Gravity-Aware Hierarchical Routing for Lightweight SensorLLM on Human Activity Recognition
**Title: Gravity-Aware Hierarchical Routing for Lightweight SensorLLM on Human Activity Recognition
Abstract:
While recent research into sensor-language alignment suggests that two-stage frameworks enhance the semantic modeling capabilities of wearable-sensor human activity recognition (HAR)—specifically through SensorLLM-style approaches that first align motion to language before fine-tuning for downstream tasks—our experiments uncover a significant limitation. When the Stage 2 backbone is compressed into a compact architecture like TinyLlama, the model exhibits a consistent failure mode: although the recognition of dynamic activities remains robust, the ability to distinguish low-motion static classes, such as standing, sitting, and lying, deteriorates significantly.
To mitigate this issue, we introduce a gravity-aware hierarchical routing head. This approach serves as a lightweight post-alignment adaptation for an already aligned model, eliminating the need for a new large-scale pretraining framework. By leveraging per-channel mean and standard deviation from the Chronos tokenizer state, the method extracts statistical indicators related to posture and gravity direction. It then adaptively merges a static expert with a full expert via soft routing, supported by a load-balancing loss to ensure training stability.
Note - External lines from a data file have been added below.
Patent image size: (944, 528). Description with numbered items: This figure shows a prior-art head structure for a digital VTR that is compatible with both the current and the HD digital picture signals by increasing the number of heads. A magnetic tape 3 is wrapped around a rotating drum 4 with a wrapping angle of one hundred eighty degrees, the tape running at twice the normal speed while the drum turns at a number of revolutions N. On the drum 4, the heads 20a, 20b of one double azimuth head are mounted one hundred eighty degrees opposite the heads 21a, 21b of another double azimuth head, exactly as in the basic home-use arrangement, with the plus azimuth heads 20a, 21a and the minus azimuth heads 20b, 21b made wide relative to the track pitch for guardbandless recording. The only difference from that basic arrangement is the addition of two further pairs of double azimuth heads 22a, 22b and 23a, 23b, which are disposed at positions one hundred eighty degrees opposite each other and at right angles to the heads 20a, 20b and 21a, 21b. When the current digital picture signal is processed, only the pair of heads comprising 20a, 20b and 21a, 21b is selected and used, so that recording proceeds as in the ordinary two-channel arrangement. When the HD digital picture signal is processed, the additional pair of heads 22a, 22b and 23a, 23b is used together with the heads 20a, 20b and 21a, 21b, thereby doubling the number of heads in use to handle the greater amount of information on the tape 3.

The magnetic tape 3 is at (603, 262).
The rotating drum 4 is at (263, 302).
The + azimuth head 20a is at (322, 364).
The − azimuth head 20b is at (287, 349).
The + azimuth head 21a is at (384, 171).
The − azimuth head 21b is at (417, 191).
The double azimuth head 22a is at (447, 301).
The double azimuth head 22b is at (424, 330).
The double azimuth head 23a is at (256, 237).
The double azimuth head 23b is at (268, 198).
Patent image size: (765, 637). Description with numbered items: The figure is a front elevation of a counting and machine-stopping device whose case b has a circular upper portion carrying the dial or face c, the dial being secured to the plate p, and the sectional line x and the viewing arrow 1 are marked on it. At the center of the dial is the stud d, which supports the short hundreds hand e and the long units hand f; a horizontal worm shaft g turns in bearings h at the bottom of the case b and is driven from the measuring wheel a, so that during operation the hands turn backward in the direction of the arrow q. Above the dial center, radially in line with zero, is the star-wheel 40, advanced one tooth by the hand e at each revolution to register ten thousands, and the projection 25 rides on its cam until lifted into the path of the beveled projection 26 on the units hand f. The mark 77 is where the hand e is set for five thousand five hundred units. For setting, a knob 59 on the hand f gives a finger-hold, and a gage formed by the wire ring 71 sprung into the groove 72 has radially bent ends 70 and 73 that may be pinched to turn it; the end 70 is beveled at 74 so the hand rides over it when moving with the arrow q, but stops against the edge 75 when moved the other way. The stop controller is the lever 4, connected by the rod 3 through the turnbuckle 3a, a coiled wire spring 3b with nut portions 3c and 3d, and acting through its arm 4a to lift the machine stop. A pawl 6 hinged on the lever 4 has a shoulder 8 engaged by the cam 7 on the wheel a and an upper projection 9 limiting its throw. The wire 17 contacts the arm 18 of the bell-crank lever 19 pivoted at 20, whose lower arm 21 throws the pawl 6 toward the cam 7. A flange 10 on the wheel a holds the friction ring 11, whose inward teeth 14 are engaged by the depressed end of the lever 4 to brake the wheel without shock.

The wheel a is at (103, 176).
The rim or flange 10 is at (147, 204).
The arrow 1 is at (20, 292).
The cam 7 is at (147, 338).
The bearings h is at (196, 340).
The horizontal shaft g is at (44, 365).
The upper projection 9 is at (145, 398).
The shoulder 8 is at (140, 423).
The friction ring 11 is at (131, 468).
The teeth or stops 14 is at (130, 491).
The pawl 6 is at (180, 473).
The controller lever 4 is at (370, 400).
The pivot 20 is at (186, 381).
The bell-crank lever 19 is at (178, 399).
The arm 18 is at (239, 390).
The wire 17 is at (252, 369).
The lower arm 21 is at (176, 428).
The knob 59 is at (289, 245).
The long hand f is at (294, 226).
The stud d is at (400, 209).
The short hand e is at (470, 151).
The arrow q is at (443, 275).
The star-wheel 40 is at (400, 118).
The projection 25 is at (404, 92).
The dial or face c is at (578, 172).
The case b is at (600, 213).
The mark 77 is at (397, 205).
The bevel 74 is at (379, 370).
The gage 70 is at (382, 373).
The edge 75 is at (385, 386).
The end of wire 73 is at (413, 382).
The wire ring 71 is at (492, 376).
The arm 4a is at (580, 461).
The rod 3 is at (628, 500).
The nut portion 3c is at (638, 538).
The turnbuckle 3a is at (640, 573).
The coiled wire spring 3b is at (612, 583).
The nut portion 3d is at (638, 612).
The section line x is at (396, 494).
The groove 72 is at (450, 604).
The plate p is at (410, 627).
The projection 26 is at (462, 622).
Evaluated on the MHealth dataset, this design yields substantial improvements in macro-F1 with negligible parameter overhead. The performance gains are primarily driven by enhanced accuracy on static classes, while maintaining strong results for dynamic activities. As this is the first arXiv disclosure of this work, the current report focuses on a single dataset to highlight the core methodology, laying the foundation for more extensive evaluations in subsequent studies.